Gistara melirik Sagara yang tetap menatapnya tajam, gadis itu yakin pria dingin itu menahan mati-matian tawanya, rasanya Gistara ingin mengelitiki tubuh tegap itu biar ada ekspresi lain diwajahnya yang dingin.
“Maaf Pak, kalau begitu saya permisi. Mari Pak.” Gistara tersenyum menatap kedua pria itu bergantian.
“Lucu ya Pak,” celetuk Adit yang tidak direspon oleh Sagara, pria dingin itu hanya diam memperhatikan kemana Gistara pergi.
Sepanjang perjalanan menuju ruangan tadi, Gistara terus menggerutu, menyumpahi semoga guru matematika itu terkena karma, terserah karma apa saja.
Gistara masuk dengan senyum manisnya ketika para wali siswa sudah banyak yang berdatangan, dia meminta maaf kepada partnernya karena dia telat. Leon, partnernya itu hanya tersenyum dan menganggukan kepalanya.

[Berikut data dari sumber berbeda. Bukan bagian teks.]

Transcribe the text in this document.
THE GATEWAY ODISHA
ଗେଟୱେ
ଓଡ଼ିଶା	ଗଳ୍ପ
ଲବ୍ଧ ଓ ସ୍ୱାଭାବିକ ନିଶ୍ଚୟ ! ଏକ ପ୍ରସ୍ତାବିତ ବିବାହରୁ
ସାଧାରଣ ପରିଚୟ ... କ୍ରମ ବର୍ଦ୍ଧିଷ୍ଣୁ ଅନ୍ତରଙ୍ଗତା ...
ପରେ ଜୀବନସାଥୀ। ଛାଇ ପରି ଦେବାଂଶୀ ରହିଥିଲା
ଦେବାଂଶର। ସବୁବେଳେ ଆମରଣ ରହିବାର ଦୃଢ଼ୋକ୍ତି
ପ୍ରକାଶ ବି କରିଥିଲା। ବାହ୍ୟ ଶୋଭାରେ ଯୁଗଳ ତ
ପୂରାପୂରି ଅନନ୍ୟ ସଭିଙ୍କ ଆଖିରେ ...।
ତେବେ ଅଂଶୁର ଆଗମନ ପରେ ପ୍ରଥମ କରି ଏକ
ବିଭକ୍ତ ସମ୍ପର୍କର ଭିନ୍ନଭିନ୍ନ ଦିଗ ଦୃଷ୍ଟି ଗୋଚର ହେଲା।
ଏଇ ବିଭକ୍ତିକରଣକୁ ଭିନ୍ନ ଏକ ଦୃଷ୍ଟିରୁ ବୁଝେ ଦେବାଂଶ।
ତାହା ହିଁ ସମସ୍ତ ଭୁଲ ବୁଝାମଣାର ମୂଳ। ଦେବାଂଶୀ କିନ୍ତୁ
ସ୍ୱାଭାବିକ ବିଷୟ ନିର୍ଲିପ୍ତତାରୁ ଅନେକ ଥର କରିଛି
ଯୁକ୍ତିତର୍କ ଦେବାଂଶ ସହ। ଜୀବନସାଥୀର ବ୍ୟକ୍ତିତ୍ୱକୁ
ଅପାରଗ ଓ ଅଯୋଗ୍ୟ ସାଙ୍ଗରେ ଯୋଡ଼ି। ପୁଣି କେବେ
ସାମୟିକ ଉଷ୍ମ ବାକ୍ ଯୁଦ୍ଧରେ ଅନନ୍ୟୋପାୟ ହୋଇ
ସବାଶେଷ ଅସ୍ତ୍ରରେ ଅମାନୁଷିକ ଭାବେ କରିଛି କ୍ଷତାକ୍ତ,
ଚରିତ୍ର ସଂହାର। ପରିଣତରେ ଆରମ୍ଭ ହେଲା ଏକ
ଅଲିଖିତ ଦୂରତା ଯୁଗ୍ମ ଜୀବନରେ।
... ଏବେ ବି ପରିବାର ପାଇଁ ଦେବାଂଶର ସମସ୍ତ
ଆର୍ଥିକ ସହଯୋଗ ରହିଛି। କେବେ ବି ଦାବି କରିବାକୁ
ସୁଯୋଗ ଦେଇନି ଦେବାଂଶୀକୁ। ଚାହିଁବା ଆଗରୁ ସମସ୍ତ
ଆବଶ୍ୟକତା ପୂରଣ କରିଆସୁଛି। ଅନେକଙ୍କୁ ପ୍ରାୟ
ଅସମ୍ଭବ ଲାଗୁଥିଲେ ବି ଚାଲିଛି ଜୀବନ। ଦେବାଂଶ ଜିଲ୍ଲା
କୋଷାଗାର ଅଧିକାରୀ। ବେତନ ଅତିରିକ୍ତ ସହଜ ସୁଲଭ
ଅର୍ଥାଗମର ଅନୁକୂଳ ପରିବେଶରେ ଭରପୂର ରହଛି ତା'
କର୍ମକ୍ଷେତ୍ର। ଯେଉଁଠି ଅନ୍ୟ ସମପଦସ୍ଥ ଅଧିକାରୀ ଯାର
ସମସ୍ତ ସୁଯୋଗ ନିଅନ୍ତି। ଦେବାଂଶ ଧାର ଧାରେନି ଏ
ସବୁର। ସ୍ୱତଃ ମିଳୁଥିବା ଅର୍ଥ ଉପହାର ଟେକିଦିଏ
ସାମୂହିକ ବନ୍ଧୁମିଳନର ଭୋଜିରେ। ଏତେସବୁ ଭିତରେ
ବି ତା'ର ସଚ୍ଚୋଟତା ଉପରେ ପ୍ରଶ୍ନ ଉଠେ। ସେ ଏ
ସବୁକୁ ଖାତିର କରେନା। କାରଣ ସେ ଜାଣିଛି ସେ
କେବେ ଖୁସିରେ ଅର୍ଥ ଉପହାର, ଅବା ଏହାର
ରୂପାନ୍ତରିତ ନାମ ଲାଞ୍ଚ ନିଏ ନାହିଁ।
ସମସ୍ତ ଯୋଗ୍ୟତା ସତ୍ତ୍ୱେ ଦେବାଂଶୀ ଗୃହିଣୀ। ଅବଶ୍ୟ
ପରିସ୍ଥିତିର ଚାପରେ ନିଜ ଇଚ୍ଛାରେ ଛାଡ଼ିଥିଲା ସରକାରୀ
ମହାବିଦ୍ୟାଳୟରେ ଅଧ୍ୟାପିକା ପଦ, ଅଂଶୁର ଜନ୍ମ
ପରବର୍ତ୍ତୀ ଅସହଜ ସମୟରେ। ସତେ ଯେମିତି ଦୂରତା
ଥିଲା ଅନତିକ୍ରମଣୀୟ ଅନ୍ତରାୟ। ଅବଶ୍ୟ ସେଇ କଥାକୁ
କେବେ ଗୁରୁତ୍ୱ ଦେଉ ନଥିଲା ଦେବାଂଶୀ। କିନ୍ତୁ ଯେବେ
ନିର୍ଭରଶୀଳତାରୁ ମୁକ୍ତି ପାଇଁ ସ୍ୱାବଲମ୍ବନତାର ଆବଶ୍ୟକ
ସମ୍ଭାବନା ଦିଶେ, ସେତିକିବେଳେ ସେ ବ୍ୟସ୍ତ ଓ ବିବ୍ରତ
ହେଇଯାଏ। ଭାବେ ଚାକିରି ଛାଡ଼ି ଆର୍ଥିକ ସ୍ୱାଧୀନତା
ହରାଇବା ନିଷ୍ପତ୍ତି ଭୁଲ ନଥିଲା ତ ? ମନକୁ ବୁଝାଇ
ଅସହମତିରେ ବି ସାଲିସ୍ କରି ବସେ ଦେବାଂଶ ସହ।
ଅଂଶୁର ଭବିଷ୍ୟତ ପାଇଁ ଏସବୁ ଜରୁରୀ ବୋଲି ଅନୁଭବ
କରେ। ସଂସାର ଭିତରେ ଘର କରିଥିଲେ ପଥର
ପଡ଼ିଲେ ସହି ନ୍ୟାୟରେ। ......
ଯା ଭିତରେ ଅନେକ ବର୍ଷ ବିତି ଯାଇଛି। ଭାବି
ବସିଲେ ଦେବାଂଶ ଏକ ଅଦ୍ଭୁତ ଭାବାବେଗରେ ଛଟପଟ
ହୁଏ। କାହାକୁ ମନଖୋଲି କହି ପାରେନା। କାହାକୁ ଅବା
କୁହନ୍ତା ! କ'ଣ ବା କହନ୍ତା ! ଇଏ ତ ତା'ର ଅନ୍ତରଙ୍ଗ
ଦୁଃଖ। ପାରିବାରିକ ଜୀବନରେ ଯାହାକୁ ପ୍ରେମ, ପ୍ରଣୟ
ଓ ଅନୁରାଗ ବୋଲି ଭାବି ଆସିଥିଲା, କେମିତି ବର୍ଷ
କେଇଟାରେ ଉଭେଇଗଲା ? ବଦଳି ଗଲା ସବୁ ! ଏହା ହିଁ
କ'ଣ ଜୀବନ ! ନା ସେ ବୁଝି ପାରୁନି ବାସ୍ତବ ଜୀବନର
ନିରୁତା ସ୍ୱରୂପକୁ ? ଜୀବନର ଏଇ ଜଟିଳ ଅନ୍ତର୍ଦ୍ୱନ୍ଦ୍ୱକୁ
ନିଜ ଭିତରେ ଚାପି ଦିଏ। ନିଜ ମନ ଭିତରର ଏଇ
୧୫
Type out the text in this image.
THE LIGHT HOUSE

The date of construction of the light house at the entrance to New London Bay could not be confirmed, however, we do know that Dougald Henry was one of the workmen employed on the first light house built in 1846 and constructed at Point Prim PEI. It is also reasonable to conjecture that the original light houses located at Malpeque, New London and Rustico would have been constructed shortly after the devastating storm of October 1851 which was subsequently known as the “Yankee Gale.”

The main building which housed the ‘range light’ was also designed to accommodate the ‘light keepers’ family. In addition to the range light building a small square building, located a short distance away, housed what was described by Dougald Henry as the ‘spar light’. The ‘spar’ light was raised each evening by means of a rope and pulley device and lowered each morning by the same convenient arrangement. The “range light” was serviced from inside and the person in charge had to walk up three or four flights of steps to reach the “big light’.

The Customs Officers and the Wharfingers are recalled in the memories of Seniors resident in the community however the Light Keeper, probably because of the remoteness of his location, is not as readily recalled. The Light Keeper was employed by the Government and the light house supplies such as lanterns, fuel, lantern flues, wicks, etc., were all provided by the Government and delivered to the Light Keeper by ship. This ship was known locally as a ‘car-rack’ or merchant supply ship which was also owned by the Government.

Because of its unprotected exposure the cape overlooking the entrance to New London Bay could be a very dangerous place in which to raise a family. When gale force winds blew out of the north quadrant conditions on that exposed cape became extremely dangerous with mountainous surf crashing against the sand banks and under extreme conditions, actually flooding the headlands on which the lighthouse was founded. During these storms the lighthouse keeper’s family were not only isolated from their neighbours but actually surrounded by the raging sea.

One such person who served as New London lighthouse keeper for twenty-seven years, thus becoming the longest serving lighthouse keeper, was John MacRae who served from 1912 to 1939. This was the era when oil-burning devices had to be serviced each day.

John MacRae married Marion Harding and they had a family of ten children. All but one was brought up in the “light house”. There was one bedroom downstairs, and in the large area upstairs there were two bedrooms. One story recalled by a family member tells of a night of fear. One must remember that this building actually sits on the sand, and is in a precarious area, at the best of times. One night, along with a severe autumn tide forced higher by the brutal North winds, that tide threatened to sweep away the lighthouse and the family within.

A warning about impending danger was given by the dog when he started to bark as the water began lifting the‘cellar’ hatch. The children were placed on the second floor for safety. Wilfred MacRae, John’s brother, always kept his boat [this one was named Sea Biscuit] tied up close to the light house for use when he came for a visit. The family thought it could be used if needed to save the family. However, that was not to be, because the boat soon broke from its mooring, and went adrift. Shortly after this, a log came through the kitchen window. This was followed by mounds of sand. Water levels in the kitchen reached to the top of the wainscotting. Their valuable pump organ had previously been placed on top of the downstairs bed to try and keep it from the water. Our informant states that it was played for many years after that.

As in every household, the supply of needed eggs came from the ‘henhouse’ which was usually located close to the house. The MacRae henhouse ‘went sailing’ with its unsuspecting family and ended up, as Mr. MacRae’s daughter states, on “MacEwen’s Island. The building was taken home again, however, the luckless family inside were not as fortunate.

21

Setelah menunggu beberapa menit akhirnya acara dimulai. Diawali dengan pembukaan, perkenalan kedua guru berbeda gender itu, kemudian memperlihatkan video visi dan misi dari Yayasan Bimantara’s School. Semua wali siswa memperhatikan dengan sangat serius. Setelah pemutaran video, selanjutnya adalah sesi pertanyaan. Mulai dari berapa score yang dibutuhkan oleh siswa agar lulus, apakah disini boleh merokok, sampai ada yang bertanya tentang status Gistara.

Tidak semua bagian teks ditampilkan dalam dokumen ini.